Per questo era necessario interrogarsi sul valore di questa esperienza: può esistere un periodo di creatività straordinaria mentre la nazione corre verso la catastrofe?». Da qui nasce l’interrogativo del titolo «Una dolce vita?»: dalle eccentriche rivisitazioni orientaliste di Carlo Bugatti alle dinamiche follie creative dei futuristi, dal moderno classicismo di Ponti al rigore razionalista di Terragni, fino alla bizzarra fantasia di Mollino, senza dimenticare gli eccellenti ferri battuti di Mazzucotelli e di Bellotto, le squisite interpretazioni Liberty in ceramica di Chini e di Baccarini, i preziosi tessuti vitrei a murrine degli artisti Barovier e di Vittorio Zecchin, la straordinaria produzione di Venini affidata a Martinuzzi, a Buzzi e a Scarpa, tutto parla di un’irrefrenabile capacità inventiva, gioiosa, raffinata ed eterogenea, incredibile se la si colloca in un periodo che ha visto un primo disastroso conflitto mondiale seguito da una lunga dittatura politica che sfocerà in una seconda catastrofe. Il percorso della mostra è cronologico e, attraverso circa 180 opere tra oggetti e dipinti che li contestualizzano, si snoda all’interno di cinque sezioni: «La stagione del Liberty», «Ricostruzione futurista dell’Universo», «Metafisica», «Novecento e Realismo magico», «Astrazione e Razionalismo». Rispetto all’edizione parigina, un buon 25% delle opere è stato sostituito, sia per rinnovare l’edizione romana, organizzata dall’Azienda Speciale Palaexpo in collaborazione con il Musée d’Orsay, sia per la difficoltà di mantenere prestiti per un così lungo periodo. La mostra, infatti, è stata aperta a Parigi e resterà a Roma dal 16 ottobre al 17 gennaio. «In Italia purtroppo non esiste un grande museo unico di arti decorative, come il V&A di Londra, per fare un esempio, o il Mad di Parigi, ma varie raccolte museali disseminate sul territorio, sottolineano le curatrici Irene de Guttry e Maria Paola Maino. Quindi la maggior parte dei prestiti viene da collezionisti privati che, giustamente, non amano separarsi troppo a lungo dalle loro opere, soprattutto se si tratta di arredi che usano abitualmente.
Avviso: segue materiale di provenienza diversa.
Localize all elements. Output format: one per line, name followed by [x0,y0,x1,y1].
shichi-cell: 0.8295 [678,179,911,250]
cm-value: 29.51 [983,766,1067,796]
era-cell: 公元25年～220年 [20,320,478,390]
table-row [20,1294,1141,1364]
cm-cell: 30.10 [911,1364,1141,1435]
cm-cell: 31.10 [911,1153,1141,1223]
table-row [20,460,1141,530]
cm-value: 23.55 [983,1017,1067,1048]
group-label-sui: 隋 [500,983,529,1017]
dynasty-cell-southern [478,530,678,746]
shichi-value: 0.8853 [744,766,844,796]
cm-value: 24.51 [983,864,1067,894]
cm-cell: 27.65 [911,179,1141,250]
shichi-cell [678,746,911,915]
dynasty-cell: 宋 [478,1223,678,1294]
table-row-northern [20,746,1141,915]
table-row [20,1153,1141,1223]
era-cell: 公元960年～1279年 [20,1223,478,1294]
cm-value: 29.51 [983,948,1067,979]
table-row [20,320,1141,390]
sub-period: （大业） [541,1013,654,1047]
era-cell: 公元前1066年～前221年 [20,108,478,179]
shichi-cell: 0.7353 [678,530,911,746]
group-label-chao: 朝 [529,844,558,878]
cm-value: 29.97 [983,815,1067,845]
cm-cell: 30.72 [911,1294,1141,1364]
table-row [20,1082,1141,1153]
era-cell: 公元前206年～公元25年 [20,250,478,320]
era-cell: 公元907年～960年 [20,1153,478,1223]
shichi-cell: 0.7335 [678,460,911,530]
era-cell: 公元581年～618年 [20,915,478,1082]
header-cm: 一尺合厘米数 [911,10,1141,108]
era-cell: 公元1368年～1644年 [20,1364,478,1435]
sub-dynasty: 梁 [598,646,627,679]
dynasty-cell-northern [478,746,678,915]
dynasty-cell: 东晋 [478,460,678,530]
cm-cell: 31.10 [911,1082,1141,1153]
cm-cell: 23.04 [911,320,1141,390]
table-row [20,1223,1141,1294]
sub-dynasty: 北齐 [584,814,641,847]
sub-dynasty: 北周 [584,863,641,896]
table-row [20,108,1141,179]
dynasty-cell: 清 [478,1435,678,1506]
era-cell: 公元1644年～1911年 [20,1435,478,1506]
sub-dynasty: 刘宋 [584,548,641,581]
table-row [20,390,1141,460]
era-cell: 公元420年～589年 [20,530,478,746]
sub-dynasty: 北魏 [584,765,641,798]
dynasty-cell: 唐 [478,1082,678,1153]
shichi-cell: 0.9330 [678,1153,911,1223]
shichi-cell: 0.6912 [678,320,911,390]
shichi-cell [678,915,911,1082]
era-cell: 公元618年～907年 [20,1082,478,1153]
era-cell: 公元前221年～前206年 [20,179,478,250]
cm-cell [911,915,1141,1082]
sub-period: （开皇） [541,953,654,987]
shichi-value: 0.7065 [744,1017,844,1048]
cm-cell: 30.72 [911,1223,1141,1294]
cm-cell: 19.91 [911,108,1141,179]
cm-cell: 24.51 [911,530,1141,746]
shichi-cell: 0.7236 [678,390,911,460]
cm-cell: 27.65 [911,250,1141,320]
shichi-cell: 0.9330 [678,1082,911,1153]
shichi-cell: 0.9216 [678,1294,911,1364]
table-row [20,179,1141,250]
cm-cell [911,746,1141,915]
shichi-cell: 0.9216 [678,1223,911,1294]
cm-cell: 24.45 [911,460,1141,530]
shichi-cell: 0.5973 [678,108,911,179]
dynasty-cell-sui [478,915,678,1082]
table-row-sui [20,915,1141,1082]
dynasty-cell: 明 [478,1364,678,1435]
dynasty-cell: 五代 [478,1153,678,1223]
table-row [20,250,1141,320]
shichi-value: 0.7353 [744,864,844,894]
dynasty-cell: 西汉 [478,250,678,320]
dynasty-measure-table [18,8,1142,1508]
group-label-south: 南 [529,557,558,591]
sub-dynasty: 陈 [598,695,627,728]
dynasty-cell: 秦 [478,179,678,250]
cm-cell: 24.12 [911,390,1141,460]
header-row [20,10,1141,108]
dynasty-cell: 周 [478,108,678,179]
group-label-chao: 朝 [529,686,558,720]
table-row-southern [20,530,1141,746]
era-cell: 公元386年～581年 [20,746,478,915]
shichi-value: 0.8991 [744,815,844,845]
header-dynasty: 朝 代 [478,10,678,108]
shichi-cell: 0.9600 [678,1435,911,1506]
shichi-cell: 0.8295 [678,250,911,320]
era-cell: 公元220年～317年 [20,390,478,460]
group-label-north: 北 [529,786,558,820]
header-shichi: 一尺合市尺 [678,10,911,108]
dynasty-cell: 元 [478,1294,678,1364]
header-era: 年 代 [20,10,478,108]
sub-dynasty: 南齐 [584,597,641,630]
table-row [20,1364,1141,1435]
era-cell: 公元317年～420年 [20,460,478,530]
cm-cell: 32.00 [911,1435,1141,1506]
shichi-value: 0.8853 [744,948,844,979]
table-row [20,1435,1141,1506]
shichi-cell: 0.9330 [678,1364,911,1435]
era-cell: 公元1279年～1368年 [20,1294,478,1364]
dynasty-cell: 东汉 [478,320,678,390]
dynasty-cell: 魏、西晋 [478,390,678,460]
I musei, inoltre, fatta eccezione per alcuni come la Wolfsoniana di Genova, il Mic di Faenza, ovviamente il Musée d’Orsay e il coraggioso Museo Richard-Ginori di Sesto Fiorentino, che tenta di sopravvivere con i prestiti a un’indegna situazione di chiusura, hanno una programmazione di anni, soprattutto quelli stranieri, quindi è estremamente difficile e faticoso ottenere prestiti all’ultimo momento, come spesso capita a noi curatori italiani. Il trasferimento a Roma, infatti, è stato concordato poco prima che la mostra aprisse a Parigi, dove, tra l’altro, ha riscosso un gratificante successo: nel periodo iniziale di apertura ci sono stati 2.600 visitatori al giorno. Siamo profondamente riconoscenti al Musée d’Orsay e al Palaexpo per averci dato quest’opportunità, è stato un grande passo avanti per il riconoscimento internazionale che le nostre arti decorative del XX secolo meritano da tempo. Ci auguriamo che questo processo di rivalutazione prosegua il suo cammino».